La clave en la perspectiva jurídica está en que, si el intruso consigue que la vivienda ocupada sea reconocida como habitual, cualquier pretensión de acceder a la misma sin su consentimiento u orden judicial se convierte en allanamiento de morada, es decir, en delito contra un derecho fundamental. Para este reconocimiento, el okupa puede recurrir, por ejemplo, al empadronamiento municipal, por lo que los expertos recomiendan la denuncia con anterioridad a las 48 horas de la ocupación.

El ingrediente político emana del derecho a una vivienda digna. Tan utópico como el derecho a un puesto de trabajo, especialmente en coyunturas adversas, como la burbuja inmobiliaria, por el elevado precio de la vivienda, o el posterior hundimiento de la economía y el empleo, la ocupación se presentó como una alternativa legítima para los marginados de un mercado de vivienda inaccesible. En la actualidad se trata de un negocio en manos de mafias sin escrúpulos, a veces violenta, que en modo alguno resuelve el problema de la vivienda entre los más necesitados.

En el caso de España el grado de protección a la propiedad privada es inferior a otros países de nuestro entorno, donde el problema no existe o es mucho menos grave.
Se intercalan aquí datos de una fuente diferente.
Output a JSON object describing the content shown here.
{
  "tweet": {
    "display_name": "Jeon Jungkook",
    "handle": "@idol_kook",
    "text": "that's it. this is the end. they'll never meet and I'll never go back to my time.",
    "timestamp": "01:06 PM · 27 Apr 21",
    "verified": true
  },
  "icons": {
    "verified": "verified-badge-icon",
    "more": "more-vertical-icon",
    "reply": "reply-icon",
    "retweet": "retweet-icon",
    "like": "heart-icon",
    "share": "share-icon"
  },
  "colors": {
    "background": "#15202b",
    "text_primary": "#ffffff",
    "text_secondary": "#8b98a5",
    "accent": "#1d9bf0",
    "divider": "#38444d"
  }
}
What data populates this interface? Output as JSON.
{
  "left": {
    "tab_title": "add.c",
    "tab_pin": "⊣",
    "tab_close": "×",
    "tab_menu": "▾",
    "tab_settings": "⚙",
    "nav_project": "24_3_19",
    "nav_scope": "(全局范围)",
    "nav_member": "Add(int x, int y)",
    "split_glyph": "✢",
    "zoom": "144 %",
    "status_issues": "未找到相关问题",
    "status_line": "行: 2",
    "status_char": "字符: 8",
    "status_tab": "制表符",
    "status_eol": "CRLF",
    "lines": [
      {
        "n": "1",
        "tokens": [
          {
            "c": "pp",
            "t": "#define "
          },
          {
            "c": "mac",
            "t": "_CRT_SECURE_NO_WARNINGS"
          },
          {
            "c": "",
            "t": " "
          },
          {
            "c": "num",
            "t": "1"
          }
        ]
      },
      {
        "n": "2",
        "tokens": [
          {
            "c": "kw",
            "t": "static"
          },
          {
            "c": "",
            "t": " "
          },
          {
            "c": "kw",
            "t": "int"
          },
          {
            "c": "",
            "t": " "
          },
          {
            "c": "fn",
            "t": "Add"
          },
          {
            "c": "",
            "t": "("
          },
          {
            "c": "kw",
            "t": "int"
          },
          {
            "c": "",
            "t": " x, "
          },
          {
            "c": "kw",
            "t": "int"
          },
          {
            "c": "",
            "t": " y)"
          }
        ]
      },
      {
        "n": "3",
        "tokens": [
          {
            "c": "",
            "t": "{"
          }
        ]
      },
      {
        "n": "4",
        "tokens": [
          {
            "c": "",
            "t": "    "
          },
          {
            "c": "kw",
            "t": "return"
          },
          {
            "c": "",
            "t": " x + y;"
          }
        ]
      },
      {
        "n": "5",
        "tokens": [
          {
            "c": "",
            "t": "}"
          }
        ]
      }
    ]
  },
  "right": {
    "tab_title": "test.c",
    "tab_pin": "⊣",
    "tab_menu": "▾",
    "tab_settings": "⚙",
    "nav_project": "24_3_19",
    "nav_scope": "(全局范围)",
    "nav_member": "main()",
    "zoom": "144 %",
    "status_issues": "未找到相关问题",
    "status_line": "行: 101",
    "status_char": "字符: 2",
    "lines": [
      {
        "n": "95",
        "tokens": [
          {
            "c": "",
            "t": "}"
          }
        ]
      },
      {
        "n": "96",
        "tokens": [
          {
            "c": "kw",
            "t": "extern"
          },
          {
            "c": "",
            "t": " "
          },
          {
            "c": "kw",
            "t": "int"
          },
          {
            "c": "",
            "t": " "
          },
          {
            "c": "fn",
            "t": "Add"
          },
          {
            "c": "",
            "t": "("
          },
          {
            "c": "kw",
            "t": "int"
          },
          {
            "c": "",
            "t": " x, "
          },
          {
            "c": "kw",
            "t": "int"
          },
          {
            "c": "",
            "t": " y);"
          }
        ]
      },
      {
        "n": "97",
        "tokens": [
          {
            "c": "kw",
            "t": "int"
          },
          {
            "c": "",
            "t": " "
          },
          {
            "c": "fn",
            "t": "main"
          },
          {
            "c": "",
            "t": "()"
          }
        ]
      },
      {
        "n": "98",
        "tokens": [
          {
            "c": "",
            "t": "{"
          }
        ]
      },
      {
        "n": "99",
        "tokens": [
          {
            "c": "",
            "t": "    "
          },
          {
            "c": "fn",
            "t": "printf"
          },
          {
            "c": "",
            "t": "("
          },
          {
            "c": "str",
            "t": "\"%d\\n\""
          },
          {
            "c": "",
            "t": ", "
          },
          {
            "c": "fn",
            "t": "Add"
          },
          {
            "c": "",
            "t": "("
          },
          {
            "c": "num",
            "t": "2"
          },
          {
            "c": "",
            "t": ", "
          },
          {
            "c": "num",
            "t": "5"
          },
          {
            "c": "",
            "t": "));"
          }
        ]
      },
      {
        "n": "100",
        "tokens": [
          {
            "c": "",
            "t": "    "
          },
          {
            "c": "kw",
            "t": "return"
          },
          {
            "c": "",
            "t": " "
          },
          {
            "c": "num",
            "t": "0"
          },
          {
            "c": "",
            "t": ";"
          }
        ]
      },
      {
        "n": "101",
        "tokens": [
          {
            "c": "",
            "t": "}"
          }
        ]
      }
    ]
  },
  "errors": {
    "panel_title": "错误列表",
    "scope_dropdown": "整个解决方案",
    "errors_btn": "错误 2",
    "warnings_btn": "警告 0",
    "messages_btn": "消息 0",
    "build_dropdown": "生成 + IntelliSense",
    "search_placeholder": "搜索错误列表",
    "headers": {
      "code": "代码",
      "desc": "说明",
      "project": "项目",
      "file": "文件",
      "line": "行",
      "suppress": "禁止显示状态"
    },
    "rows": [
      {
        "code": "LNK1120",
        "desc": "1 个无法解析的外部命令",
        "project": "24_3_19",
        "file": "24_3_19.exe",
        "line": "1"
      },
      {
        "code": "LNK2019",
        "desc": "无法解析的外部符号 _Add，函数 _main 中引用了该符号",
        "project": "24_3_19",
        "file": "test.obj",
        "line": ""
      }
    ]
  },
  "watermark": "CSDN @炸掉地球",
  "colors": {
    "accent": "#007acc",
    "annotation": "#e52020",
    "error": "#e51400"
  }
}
Douglas North, Premio Nobel de Economía en 1993, demostró que las instituciones han sido más relevantes incluso que la propia tecnología a la hora de explicar el largo periodo de hegemonía económica occidental y atribuyó a la propiedad privada el papel de institución central, junto a la libertad individual, del modelo de organización social. Cuando las instituciones generan incentivos perversos, la economía se hace ineficiente y se frena el progreso económico. En nuestro caso significa que la ocupación de una propiedad ajena, violando un derecho constitucional, provoca la inseguridad del propietario y desincentiva el esfuerzo y el trabajo como medio de acceso a la propiedad.

El derecho de propiedad tiene sus lógicas limitaciones derivadas de las eventuales situaciones de conflicto con el ejercicio de otros derechos. Su regulación se puede entender como una especie de marco jurídico de defensa de los derechos exclusivos del propietario frente a intromisiones ajenas, incluidos los gobiernos, sin el cual sería inviable un sistema de libre empresa. En este sentido, la sobreprotección al okupa no solo debe entenderse como el funcionamiento deficiente de una institución clave para la convivencia y el progreso, sino también como un misil directo a la línea de flotación del cuadro de libertades surgido de una transición a la democracia, tan ejemplar para muchos, pero tan denostada por otros.